Earlier this month, the KRG closed NRT bureaus in Irbil and Duhok. The government has now threatened to take the news channel, which broadcasts from other locations, entirely off the air. An opposition party leader in the Kurdistan region, Shaswar Abdulwahid, owns NRT.
It’s not the first time Iraq’s Kurdish leaders have shifted toward authoritarianism.
“It is important to understand the political system in Kurdistan as a hybrid form that has both authoritarian and democratic features and tendencies,” said Mohammed Salih, a media researcher in the Annenberg School for Communication at the University of Pennsylvania.
“The pendulum typically swings more toward the authoritarian side of the spectrum during moments of ‘crisis’ — that is, when the ruling class feels direct challenges to their power,” he said.
The Islamic State
Asos Hardi is a veteran Kurdish journalist who founded the region’s first two independent newspapers: Hawlati (The Citizen) and Awene (The Mirror). He sees a direct connection between the current prime minister, Masrour Barzani of KDP, who was director of intelligence before assuming office in June 2019, and creeping authoritarianism.

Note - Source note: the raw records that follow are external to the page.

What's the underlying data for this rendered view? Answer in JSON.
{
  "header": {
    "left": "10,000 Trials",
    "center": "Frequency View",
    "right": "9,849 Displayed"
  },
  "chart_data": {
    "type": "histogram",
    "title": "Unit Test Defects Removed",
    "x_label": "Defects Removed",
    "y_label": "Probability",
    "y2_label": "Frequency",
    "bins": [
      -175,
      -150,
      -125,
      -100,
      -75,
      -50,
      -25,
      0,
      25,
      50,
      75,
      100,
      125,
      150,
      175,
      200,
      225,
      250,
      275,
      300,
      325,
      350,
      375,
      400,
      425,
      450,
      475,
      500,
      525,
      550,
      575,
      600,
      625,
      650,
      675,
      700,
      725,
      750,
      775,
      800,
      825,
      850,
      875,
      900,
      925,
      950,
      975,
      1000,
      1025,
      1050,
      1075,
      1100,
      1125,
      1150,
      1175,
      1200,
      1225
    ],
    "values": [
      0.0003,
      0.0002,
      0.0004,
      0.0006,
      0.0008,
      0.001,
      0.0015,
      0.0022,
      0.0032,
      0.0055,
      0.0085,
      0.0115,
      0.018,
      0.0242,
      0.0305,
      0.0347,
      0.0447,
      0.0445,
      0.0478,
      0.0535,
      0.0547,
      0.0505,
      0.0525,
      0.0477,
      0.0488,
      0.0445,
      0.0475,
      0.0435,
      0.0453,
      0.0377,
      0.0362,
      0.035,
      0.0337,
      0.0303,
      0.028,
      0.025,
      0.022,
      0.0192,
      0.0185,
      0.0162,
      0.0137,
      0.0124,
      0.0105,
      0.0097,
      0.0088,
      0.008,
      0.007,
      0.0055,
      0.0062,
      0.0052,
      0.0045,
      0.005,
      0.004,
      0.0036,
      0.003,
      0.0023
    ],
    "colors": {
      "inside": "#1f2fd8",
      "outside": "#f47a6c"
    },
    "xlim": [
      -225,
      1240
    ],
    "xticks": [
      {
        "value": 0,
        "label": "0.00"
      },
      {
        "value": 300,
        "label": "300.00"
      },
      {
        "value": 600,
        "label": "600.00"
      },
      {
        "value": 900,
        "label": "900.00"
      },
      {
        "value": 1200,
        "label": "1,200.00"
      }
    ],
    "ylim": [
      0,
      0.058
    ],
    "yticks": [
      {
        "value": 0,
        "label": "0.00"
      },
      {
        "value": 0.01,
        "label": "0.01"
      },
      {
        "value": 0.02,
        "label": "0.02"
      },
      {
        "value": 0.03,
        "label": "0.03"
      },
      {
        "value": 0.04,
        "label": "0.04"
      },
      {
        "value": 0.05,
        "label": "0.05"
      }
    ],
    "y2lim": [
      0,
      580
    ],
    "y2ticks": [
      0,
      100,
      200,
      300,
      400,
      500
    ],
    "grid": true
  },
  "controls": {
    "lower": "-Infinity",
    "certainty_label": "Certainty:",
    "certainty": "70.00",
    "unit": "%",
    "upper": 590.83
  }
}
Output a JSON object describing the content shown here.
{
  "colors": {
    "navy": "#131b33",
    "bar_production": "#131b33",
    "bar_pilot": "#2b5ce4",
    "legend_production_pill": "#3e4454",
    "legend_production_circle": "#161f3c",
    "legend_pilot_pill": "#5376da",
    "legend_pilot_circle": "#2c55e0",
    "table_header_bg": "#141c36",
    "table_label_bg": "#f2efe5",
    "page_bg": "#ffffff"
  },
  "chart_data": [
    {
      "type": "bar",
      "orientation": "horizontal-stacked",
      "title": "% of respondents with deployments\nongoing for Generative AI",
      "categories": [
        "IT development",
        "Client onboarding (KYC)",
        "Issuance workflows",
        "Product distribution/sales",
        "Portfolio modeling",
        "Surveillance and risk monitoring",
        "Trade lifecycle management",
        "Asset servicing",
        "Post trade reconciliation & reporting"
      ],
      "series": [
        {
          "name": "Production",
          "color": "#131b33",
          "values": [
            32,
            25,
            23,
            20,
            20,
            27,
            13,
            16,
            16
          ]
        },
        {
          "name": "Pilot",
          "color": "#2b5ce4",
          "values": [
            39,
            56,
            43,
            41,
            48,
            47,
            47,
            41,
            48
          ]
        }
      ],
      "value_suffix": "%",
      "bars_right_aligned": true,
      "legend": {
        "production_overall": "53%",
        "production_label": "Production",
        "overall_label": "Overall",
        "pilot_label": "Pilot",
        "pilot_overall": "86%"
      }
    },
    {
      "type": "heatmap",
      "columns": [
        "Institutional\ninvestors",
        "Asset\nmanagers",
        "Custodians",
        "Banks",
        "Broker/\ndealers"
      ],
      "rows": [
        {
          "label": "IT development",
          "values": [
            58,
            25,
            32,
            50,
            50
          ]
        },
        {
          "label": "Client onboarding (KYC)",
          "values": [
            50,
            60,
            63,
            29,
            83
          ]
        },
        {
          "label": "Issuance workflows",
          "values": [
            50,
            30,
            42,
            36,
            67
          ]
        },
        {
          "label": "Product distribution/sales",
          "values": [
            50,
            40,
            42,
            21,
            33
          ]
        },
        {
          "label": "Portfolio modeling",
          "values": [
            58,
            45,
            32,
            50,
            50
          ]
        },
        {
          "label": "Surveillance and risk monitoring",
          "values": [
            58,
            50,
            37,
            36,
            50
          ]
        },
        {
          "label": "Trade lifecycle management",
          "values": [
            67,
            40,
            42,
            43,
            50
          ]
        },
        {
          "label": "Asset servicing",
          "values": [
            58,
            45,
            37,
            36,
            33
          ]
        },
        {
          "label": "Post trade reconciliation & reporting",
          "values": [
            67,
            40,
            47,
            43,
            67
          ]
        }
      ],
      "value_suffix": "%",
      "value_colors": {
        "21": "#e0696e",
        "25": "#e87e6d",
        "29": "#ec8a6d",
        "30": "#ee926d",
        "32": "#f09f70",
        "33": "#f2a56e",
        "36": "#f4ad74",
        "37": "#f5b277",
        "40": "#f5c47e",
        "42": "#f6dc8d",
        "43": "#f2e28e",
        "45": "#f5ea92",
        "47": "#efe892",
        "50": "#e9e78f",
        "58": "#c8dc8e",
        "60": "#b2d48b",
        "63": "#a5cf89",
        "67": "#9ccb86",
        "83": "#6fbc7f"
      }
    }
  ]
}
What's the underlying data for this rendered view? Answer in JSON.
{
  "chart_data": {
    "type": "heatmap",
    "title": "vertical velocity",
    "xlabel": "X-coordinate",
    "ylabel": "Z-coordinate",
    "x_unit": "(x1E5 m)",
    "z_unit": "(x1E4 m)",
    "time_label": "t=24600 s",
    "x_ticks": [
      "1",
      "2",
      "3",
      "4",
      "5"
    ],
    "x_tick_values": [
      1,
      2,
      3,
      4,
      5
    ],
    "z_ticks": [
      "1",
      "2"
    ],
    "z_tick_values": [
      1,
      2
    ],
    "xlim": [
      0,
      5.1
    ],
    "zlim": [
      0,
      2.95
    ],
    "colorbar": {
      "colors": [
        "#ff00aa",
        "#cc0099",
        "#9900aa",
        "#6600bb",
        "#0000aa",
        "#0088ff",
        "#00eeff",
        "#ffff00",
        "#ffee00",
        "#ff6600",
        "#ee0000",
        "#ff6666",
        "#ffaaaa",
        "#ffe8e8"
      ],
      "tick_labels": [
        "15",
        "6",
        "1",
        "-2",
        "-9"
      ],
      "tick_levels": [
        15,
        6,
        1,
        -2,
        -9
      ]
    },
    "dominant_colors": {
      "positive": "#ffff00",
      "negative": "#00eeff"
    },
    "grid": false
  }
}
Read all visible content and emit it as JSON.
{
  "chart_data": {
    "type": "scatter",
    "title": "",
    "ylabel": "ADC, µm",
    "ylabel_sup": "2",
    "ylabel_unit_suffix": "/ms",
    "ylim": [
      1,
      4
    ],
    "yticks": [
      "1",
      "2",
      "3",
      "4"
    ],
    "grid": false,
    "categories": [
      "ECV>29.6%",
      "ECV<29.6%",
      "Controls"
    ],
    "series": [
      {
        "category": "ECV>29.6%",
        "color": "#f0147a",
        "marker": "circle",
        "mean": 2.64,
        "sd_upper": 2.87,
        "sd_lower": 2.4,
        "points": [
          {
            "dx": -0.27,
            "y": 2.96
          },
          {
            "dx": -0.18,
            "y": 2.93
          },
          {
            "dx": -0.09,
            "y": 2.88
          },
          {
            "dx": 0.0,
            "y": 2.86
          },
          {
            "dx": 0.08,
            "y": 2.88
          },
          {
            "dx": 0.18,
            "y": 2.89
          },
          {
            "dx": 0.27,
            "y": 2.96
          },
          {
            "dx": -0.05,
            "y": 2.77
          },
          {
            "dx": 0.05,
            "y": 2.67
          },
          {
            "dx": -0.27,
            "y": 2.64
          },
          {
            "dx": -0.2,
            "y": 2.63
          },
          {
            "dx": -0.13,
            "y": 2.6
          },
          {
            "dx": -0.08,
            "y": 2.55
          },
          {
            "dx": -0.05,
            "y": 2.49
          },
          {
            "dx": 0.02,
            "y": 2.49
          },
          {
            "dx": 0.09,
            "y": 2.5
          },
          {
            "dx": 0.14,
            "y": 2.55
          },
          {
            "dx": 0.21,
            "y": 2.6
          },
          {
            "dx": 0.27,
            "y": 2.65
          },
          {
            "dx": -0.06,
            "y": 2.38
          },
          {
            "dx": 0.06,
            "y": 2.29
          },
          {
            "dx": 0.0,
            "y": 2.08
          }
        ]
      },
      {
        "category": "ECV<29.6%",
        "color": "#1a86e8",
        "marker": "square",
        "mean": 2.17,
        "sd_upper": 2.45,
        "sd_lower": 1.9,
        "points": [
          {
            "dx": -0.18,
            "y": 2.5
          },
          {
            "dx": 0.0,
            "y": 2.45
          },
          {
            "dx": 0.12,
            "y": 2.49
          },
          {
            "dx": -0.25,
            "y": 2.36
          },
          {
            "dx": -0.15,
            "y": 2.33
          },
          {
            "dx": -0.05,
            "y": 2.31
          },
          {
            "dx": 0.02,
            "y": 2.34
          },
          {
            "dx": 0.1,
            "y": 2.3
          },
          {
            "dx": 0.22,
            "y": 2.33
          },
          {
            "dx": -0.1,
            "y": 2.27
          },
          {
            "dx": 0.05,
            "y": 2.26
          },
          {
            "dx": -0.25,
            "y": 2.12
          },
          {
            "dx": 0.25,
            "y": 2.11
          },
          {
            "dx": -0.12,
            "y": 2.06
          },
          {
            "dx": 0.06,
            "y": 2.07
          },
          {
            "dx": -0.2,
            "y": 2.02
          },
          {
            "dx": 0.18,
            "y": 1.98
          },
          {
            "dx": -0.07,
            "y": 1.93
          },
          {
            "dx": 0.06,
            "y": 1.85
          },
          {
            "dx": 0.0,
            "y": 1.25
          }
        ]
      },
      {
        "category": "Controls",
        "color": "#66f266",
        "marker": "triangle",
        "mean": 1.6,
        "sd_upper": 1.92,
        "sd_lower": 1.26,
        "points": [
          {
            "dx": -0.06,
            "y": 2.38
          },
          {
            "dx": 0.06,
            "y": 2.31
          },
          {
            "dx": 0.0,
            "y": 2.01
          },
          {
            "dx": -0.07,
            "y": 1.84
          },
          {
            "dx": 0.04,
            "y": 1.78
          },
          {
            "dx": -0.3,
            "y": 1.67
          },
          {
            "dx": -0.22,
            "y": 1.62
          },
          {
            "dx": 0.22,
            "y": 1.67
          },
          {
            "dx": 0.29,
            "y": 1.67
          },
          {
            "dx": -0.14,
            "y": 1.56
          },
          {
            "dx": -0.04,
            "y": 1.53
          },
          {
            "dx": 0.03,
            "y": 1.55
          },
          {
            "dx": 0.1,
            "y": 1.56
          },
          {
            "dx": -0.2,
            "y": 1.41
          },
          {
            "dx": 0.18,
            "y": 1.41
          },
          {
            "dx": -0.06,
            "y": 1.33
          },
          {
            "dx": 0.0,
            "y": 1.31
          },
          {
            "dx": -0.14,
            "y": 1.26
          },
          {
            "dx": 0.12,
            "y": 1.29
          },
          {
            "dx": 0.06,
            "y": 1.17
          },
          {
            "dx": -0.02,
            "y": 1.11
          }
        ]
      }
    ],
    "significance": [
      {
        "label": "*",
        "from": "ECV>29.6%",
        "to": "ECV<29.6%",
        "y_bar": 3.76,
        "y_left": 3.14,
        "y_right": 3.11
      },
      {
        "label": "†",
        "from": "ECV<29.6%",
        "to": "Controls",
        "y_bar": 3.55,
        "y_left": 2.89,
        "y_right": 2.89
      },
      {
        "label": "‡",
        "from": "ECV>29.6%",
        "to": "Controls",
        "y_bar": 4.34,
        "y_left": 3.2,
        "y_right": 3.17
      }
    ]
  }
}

“He seems to see everything from a security point of view,” Hardi told VOA. “Since this Cabinet assumed office, not only journalists but also anybody else who has dared to speak up has either been physically assaulted, verbally abused or arrested without charge.”
In 2019, the Metro Center for Journalists’ Rights and Advocacy, a regional press rights group, documented 231 cases of violations against the region’s journalists, a 25% increase over the prior year. They include 22 cases of “beatings and humiliations.”
Additionally, some local journalists told VOA that during the war against IS, they exercised a degree of self-censorship when it came to reporting sensitive issues, such as defeats or setbacks suffered by the Kurdish peshmerga, the region’s military fighters.
In 2014, then-President Masoud Barzani ordered all media outlets in the region to describe the deaths of Kurdish military forces, known as peshmerga, as “shahid,” or in martyrdom — rather than just “killed,” a more neutral word.
Virtually all media outlets, including those that were opposition-owned, complied without objection, said Mohamad Rauf, a prominent Kurdish journalist with Draw Media.
“Peshmerga is tied to national security and cannot be questioned,” Rauf said.
‘The real narrative’
In addition to physical attacks on journalists, Hardi said, independent media outlets also struggle financially because the region’s companies prefer advertising in media outlets affiliated with the political parties rather than the independent media.
Bilal Wahab, an Iraq scholar with the Washington Institute for Near East Policy, said this makes it difficult for privately owned media to prosper.
“In Kurdistan’s patronage system, there is a symbiotic relationship between party- and personality-driven media outlets and the advertising revenues that they collect from the companies that are owned by these personas and political parties,” he told VOA.
Despite their power-sharing alliance, experts say, KDP and PUK own dozens of media outlets to push their different and often competing agendas.
“We are divided over two zones, and in each zone one side rules,” Diyari Mohammed, director of the Metro Center, said in June in a VOA Kurdish documentary focused on challenges for local media.
“In between is independent media,” he said, “those who want to tell the real narrative.”
For now, Zakhoy is free, but he knows that a journalist cannot take freedom for granted.
“When they close your bureaus and arrest journalists, when you are under threats from the security forces and pressure from your family, the situation is clearly bad,” he said. “Journalists here are constantly in danger.”